Занятый этими мыслями, он не уловил, когда включился динамик громкой связи; он услышал уже с металлическим жестким тембром голос:
— Капитан Гладышев, срочно в индикаторную!
Сразу обрывая все, о чем думал до этого, он бросился к двери. В индикаторной еще до доклада своего помощника, только взглянув на пульт, понял: объявлена боевая готовность. А выслушав доклад, Гладышев нажал кнопку «ревуна» — сейчас в городке завоет сирена...
Фурашов и Двали, откинув штору, прикрывавшую вход, оказались в индикаторной, полутемной, сумрачной.
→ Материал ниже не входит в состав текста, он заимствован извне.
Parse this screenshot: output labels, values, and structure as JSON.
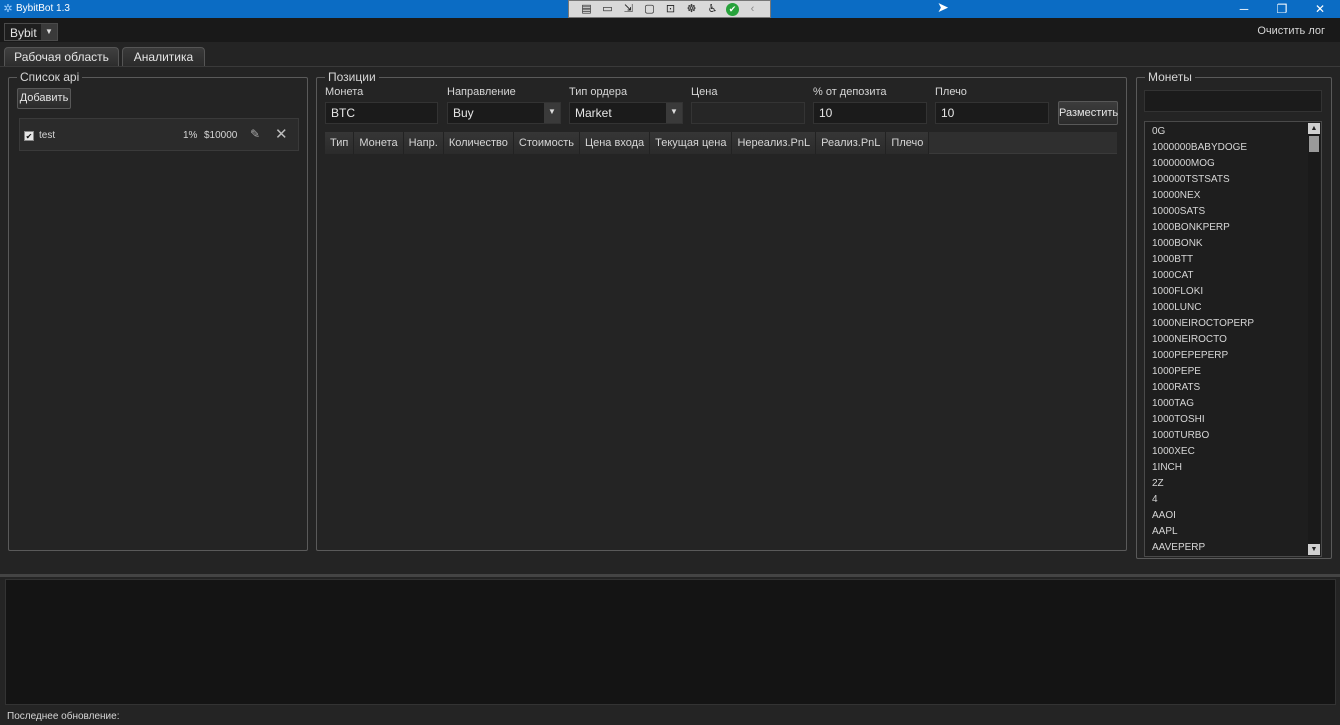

Светились мерцающим голубоватым светом индикаторы шкафов наведения; впереди, подсвеченный с торцов, ровным квадратом сиял экран планшета. В полутемноте, пока осваивались глаза, Фурашов все же заметил у двух шкафов наведения склоненные фигуры офицеров, а в центре, у пульта командира, высоко возвышался Гладышев; на фоне светлого экрана планшета он вырисовывался отчетливо: широкие плечи, стянутая ремнем талия, сборчатым веером из-под ремня гимнастерка... «Вот тоже уходит в этом году в академию, уже есть приказ, — инженером станет...»
Голос у Гладышева четкий, отдает распоряжения без лишних слов:
— Расчету: доложить о готовности аппаратуры!
Почувствовал за спиной — кто-то подошел, обернулся.
— Товарищ полковник, полку объявлена готовность номер один! В воздухе — реальная цель. Высотная, скоростная... Информация поступает с командного пункта. — Он сделал паузу, тише добавил: — Видно, иностранный самолет-нарушитель...
Фурашов кивнул, вглядываясь в антрацитово-темные, с остронервическим блеском глаза офицера.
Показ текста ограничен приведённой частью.